А. Сахаров (редактор) - Екатерина Великая (Том 1)
– Стой! А куды пруссака-то везёшь?
Куроптев на войне воевал, знает, как присягу исполнять, врага задерживать… Гигант заматерился, выскочил из кошёвки, сшиб Куроптева кулаком, заорал на немца-инвалида:
– Баум ауф!
Лошади рванули, поскакали с места, колокольцы залились… Куроптев трудно поднялся и, держась за правую скулу, кротко подумал:
«Опять измена! Не иначе! Взять бы их, чертей, под ноготь…»
21 февраля Гудович и Гольц благополучно пригнали уже в Петербург, и скоро Гудович стоял перед императором. Было за полдень.
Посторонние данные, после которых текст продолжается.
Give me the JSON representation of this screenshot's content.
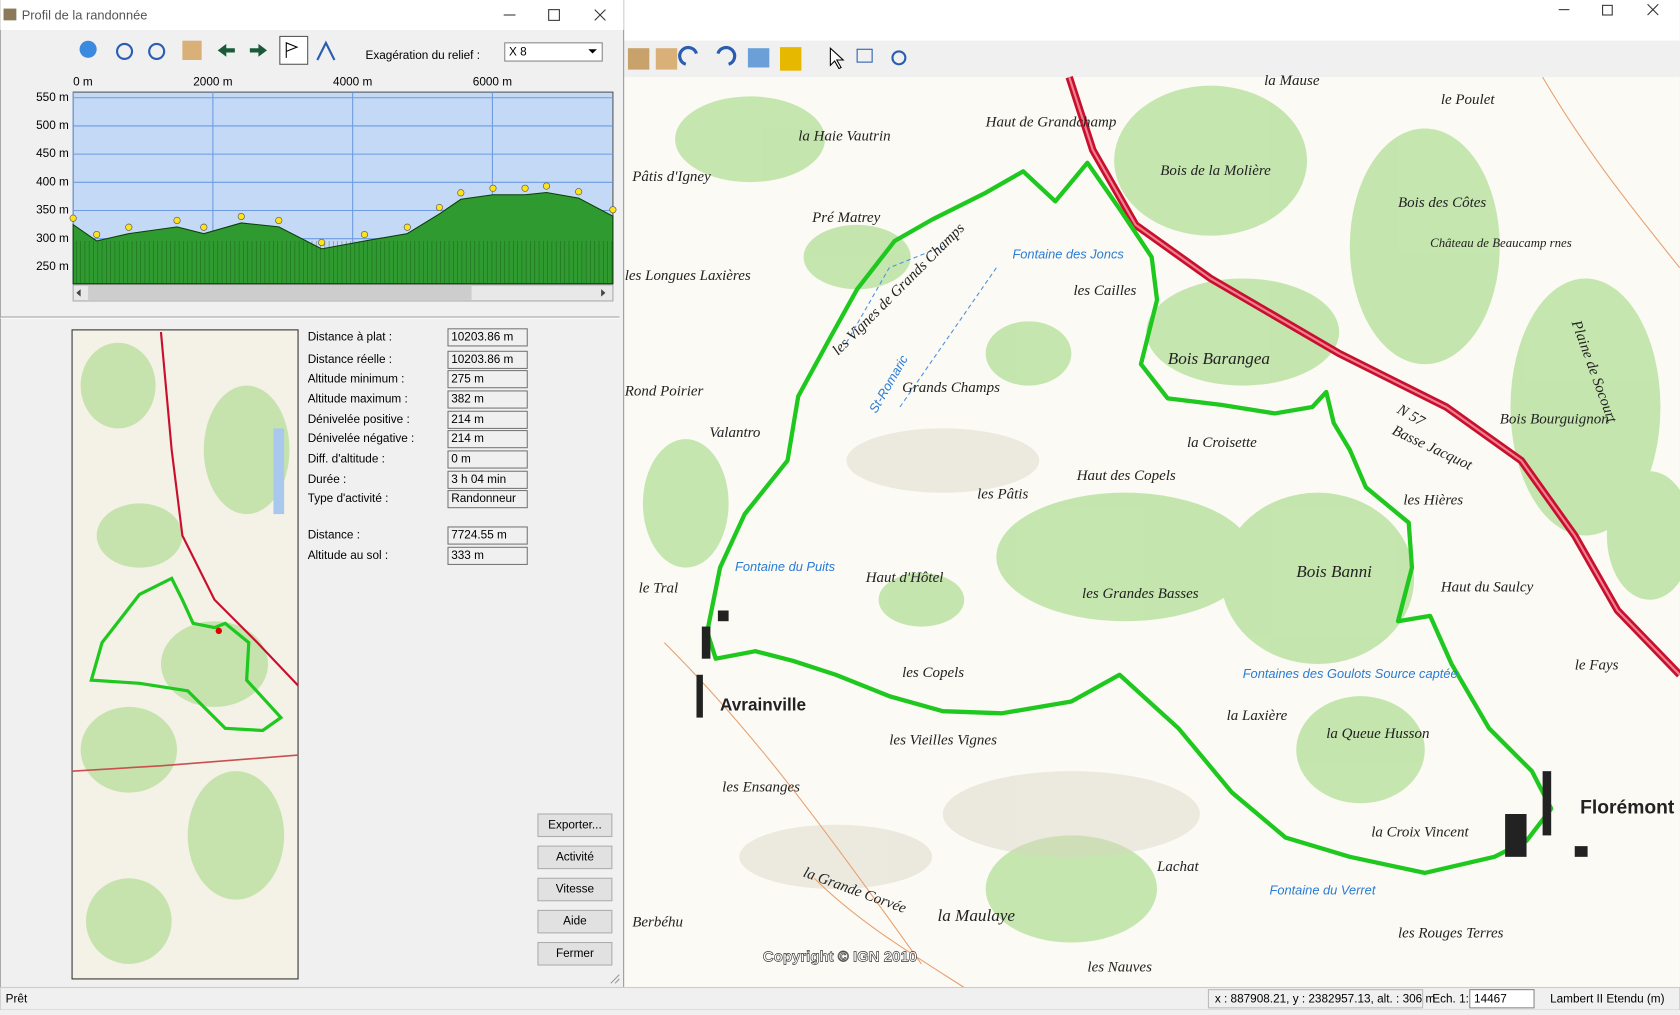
{
  "window": {
    "title": "Profil de la randonnée"
  },
  "toolbar": {
    "exaggeration_label": "Exagération du relief :",
    "exaggeration_value": "X 8"
  },
  "chart_data": {
    "type": "area",
    "x": [
      0,
      337,
      797,
      1487,
      1870,
      2406,
      2943,
      3556,
      4169,
      4782,
      5241,
      5548,
      6008,
      6467,
      6774,
      7234,
      7724
    ],
    "values": [
      325,
      296,
      309,
      321,
      309,
      328,
      321,
      282,
      296,
      309,
      344,
      370,
      378,
      378,
      382,
      372,
      340
    ],
    "xlim": [
      0,
      7724.55
    ],
    "ylim": [
      220,
      560
    ],
    "xticks": [
      {
        "value": 0,
        "label": "0 m"
      },
      {
        "value": 2000,
        "label": "2000 m"
      },
      {
        "value": 4000,
        "label": "4000 m"
      },
      {
        "value": 6000,
        "label": "6000 m"
      }
    ],
    "yticks": [
      {
        "value": 550,
        "label": "550 m"
      },
      {
        "value": 500,
        "label": "500 m"
      },
      {
        "value": 450,
        "label": "450 m"
      },
      {
        "value": 400,
        "label": "400 m"
      },
      {
        "value": 350,
        "label": "350 m"
      },
      {
        "value": 300,
        "label": "300 m"
      },
      {
        "value": 250,
        "label": "250 m"
      }
    ],
    "grid": true,
    "color": "#2f9a2f",
    "marker_color": "#ffe21a"
  },
  "stats": {
    "rows": [
      {
        "label": "Distance à plat :",
        "value": "10203.86 m"
      },
      {
        "label": "Distance réelle :",
        "value": "10203.86 m"
      },
      {
        "label": "Altitude minimum :",
        "value": "275 m"
      },
      {
        "label": "Altitude maximum :",
        "value": "382 m"
      },
      {
        "label": "Dénivelée positive :",
        "value": "214 m"
      },
      {
        "label": "Dénivelée négative :",
        "value": "214 m"
      },
      {
        "label": "Diff. d'altitude :",
        "value": "0 m"
      },
      {
        "label": "Durée :",
        "value": "3 h 04 min"
      },
      {
        "label": "Type d'activité :",
        "value": "Randonneur"
      },
      {
        "label": "Distance :",
        "value": "7724.55 m"
      },
      {
        "label": "Altitude au sol :",
        "value": "333 m"
      }
    ]
  },
  "buttons": [
    "Exporter...",
    "Activité",
    "Vitesse",
    "Aide",
    "Fermer"
  ],
  "map": {
    "labels": [
      "la Mause",
      "le Poulet",
      "Haut de Grandchamp",
      "la Haie Vautrin",
      "Pâtis d'Igney",
      "Pré Matrey",
      "Bois de la Molière",
      "Bois des Côtes",
      "Château de Beaucamp rnes",
      "Plaine de Socourt",
      "les Longues Laxières",
      "les Vignes de Grands Champs",
      "Fontaine des Joncs",
      "les Cailles",
      "Bois Barangea",
      "Rond Poirier",
      "Valantro",
      "Grands Champs",
      "N 57",
      "Basse Jacquot",
      "Bois Bourguignon",
      "la Croisette",
      "Haut des Copels",
      "les Pâtis",
      "les Hières",
      "le Tral",
      "Fontaine du Puits",
      "Haut d'Hôtel",
      "les Grandes Basses",
      "Bois Banni",
      "Haut du Saulcy",
      "les Copels",
      "Avrainville",
      "les Vieilles Vignes",
      "Fontaines des Goulots Source captée",
      "la Laxière",
      "la Queue Husson",
      "le Fays",
      "Florémont",
      "les Ensanges",
      "la Croix Vincent",
      "Lachat",
      "la Grande Corvée",
      "la Maulaye",
      "Fontaine du Verret",
      "Berbéhu",
      "les Rouges Terres",
      "les Nauves",
      "St-Romaric"
    ],
    "copyright": "Copyright © IGN 2010"
  },
  "status": {
    "left": "Prêt",
    "coords": "x : 887908.21, y : 2382957.13, alt. : 306 m",
    "scale_label": "Ech. 1:",
    "scale_value": "14467",
    "projection": "Lambert II Etendu (m)"
  }
}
Пётр только что приехал из Сената, выпил всего одну бутылку английского пива и выглядел совершенно довольным.
– Как съездил? – спросил он срыву. – Как его величество король?
– Извольте, ваше величество, письмо его величества короля.
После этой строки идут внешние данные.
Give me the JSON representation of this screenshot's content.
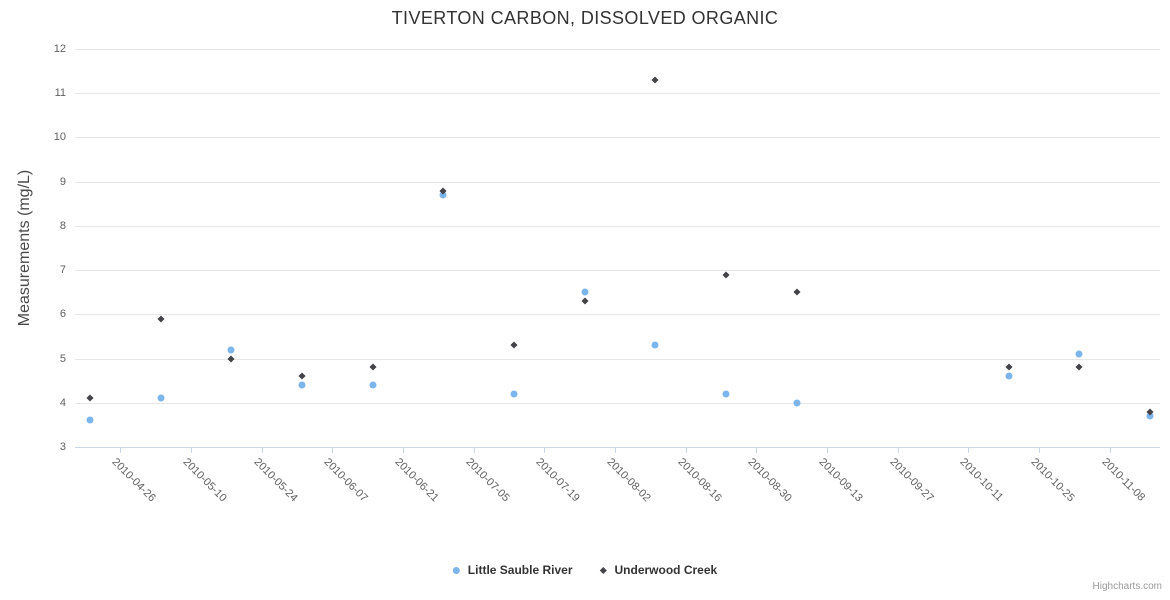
{
  "chart": {
    "title": "TIVERTON CARBON, DISSOLVED ORGANIC",
    "credits": "Highcharts.com"
  },
  "chart_data": {
    "type": "scatter",
    "title": "TIVERTON CARBON, DISSOLVED ORGANIC",
    "xlabel": "",
    "ylabel": "Measurements (mg/L)",
    "ylim": [
      3,
      12
    ],
    "y_ticks": [
      3,
      4,
      5,
      6,
      7,
      8,
      9,
      10,
      11,
      12
    ],
    "grid": "horizontal",
    "legend_position": "bottom-center",
    "x_axis": {
      "type": "date",
      "range": [
        "2010-04-17",
        "2010-11-18"
      ],
      "tick_labels": [
        "2010-04-26",
        "2010-05-10",
        "2010-05-24",
        "2010-06-07",
        "2010-06-21",
        "2010-07-05",
        "2010-07-19",
        "2010-08-02",
        "2010-08-16",
        "2010-08-30",
        "2010-09-13",
        "2010-09-27",
        "2010-10-11",
        "2010-10-25",
        "2010-11-08"
      ]
    },
    "series": [
      {
        "name": "Little Sauble River",
        "marker": "circle",
        "color": "#7cb5ec",
        "x": [
          "2010-04-20",
          "2010-05-04",
          "2010-05-18",
          "2010-06-01",
          "2010-06-15",
          "2010-06-29",
          "2010-07-13",
          "2010-07-27",
          "2010-08-10",
          "2010-08-24",
          "2010-09-07",
          "2010-10-19",
          "2010-11-02",
          "2010-11-16"
        ],
        "values": [
          3.6,
          4.1,
          5.2,
          4.4,
          4.4,
          8.7,
          4.2,
          6.5,
          5.3,
          4.2,
          4.0,
          4.6,
          5.1,
          3.7
        ]
      },
      {
        "name": "Underwood Creek",
        "marker": "diamond",
        "color": "#434348",
        "x": [
          "2010-04-20",
          "2010-05-04",
          "2010-05-18",
          "2010-06-01",
          "2010-06-15",
          "2010-06-29",
          "2010-07-13",
          "2010-07-27",
          "2010-08-10",
          "2010-08-24",
          "2010-09-07",
          "2010-10-19",
          "2010-11-02",
          "2010-11-16"
        ],
        "values": [
          4.1,
          5.9,
          5.0,
          4.6,
          4.8,
          8.8,
          5.3,
          6.3,
          11.3,
          6.9,
          6.5,
          4.8,
          4.8,
          3.8
        ]
      }
    ]
  },
  "colors": {
    "title": "#333333",
    "axis_label": "#606060",
    "gridline": "#e6e6e6",
    "axis_line": "#ccd6eb",
    "series_blue": "#7cb5ec",
    "series_dark": "#434348",
    "credits": "#999999"
  }
}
Пётр весь изменился в лице, схватил синий пакет с печатями, разорвал, читал громко, обводя по временам глазами кабинет:
– «Особенно радуюсь я тому, что ваше императорское величество получили корону, которая вам явно принадлежала не столько по наследству, сколько по вашим добродетелям. Эти добродетели придадут короне вашей новый блеск…
Я чувствую, как я обязан вам! Мне доложили, что вы приказали корпусу графа Чернышёва оставить австрийцев. Надо быть бесчувственным, чтобы не сохранить вечной признательности за это к вашему величеству… Вы спасли меня, ваше величество…»
Император Пётр Третий остановил чтение и крепко-крепко поцеловал письмо.
– Вот это радость! – визжал он. – Спасибо… Это счастье… Гудович, обними, братец, меня! Спасибо, Гудович, ты верный слуга. Жалую тебе три деревни… Где хочешь иметь?
– Прошу в Черниговском полку! На Украине! – отрапортовал Гудович.
– Да, ты ведь хохол… Ну, бери, бери!
– Ваше величество! Разрешите доложить, что со мною прибыл в Петербург посланник его величества короля, полковник барон Гольц!
– Ура! – вскричал император. – Ура! Ура! Да здравствует мир! Где же он? Давай его сюда! Я сейчас же приму его! Бери себе ещё три слободы, где хочешь!
– Ваше величество! Прошу в Стародубском полку!
– Бери в Стародубском… Забирай себе мужичьё! Ещё много его свободно гуляет! Но где же посол?
– Ваше величество, он явится во дворец, как только приведёт себя в порядок!
– Где он остановился? Вези его ко мне во дворец!
– Ваше величество, он остановился у английского посланника… Отдыхает…
Но Гольц не отдыхал. Согласно инструкции короля, он уже беседовал с английским своим союзником в его доме на Английской набережной.
На Неве рубили лёд… За рекой чернел шпиц Петропавловской крепости, Васильевский остров тянулся приземисто, и только дворец князя Меншикова блестел жёлтой краской.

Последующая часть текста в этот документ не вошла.